Water Lilies

Claude Monet (French, 1840–1926)


89.5 x 100.3 cm (35 1/4 x 39 1/2 in.)

Accession Number


Medium or Technique

Oil on canvas

Not On View





Beginning in 1903, Monet embarked on a series of canvases depicting his water garden at Giverny. Here, the pads of lilies scattered across the painting suggest the water’s surface, receding into space. The pattern of light and dark beneath the lilies indicates the reflection on the water-sky and the trees on a distant bank.
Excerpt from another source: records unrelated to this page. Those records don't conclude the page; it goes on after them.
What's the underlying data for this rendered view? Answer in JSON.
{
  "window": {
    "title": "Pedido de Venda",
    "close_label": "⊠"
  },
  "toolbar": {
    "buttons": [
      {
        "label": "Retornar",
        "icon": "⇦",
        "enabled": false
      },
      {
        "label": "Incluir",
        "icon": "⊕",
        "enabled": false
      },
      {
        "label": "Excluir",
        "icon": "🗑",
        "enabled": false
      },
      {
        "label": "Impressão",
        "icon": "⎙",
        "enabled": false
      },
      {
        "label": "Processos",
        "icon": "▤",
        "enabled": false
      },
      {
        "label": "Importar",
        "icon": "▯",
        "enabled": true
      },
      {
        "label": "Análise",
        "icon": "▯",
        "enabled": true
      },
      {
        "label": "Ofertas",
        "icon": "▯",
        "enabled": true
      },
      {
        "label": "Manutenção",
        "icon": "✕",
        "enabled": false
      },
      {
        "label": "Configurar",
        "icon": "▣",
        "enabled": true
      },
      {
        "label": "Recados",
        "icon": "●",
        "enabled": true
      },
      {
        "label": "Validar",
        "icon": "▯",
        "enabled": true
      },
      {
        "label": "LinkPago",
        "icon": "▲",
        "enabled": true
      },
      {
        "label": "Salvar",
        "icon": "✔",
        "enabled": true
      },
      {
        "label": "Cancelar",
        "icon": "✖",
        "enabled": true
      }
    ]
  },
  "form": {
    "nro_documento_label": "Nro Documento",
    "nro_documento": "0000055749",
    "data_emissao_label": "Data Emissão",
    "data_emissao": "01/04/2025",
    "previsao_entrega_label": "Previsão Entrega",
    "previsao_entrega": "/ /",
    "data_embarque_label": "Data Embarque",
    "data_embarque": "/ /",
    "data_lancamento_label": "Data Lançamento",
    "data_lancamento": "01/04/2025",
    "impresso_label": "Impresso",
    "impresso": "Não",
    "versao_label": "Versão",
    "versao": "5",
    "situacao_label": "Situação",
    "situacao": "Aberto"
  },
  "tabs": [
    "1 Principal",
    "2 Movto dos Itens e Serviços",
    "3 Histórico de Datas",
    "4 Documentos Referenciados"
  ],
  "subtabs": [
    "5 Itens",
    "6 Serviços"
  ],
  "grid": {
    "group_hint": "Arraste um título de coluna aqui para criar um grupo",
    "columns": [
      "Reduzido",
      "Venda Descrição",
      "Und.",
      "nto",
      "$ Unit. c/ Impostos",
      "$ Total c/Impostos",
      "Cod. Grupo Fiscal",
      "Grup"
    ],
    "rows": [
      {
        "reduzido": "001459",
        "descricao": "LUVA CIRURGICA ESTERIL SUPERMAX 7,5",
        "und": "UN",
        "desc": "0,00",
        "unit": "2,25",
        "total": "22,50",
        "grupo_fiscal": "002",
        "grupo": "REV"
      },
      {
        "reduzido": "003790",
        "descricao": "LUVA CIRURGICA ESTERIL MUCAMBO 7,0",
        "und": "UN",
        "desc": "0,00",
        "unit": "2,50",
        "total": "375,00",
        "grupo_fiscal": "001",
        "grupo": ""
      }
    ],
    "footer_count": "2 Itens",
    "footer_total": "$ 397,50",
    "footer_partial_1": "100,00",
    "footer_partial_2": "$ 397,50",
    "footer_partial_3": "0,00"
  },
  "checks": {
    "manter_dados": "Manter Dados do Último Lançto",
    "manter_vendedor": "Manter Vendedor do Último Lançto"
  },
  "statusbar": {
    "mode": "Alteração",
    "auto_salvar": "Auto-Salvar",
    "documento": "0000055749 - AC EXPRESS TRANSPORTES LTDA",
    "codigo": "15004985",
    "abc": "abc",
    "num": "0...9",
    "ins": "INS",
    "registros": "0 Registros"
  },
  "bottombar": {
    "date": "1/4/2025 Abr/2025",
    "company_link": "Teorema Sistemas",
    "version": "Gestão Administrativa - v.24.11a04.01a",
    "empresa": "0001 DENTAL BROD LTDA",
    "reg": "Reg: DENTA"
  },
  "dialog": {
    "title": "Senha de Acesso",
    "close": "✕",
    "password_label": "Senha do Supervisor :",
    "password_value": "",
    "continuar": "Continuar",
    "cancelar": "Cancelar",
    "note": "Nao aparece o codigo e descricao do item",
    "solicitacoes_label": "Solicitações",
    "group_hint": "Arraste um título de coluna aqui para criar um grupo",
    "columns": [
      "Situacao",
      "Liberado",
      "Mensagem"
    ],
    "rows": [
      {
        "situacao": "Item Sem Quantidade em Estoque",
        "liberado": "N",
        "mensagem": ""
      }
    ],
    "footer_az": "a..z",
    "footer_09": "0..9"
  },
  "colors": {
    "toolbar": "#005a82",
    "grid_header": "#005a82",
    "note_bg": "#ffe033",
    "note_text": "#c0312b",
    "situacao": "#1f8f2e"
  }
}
Monet exhibited forty-eight of these “landscapes of water” in 1909. Fascinated by the artist’s subtle fusion of reality and reflection, critics compared the paintings to poetry and music.


Lower right: Claude Monet 1905


June 1909, sold by the artist to Durand-Ruel, Paris and New York, and Bernheim-Jeune, Paris [see note 1]; December 10, 1909, sold by Durand-Ruel to Alexander Cochrane (b. 1840 - d. 1919), Boston; December 21, 1909, sold by Alexander Cochrane to Durand-Ruel, New York; 1911, sold by Durand-Ruel to Mrs. Walter Scott Fitz (Henrietta Goddard Wigglesworth) (b. 1847 - d. 1927), Boston; by descent to her son, Edward Jackson Holmes (b. 1873 - d. 1950), Boston; 1939, gift of Edward Jackson Holmes to the MFA. (Accession Date: December 14, 1939)

[1] The provenance information given here (through 1911) is taken from Daniel Wildenstein, "Monet: catalogue raisonné" (1996), vol. 4, p. 759, cat. no. 1671.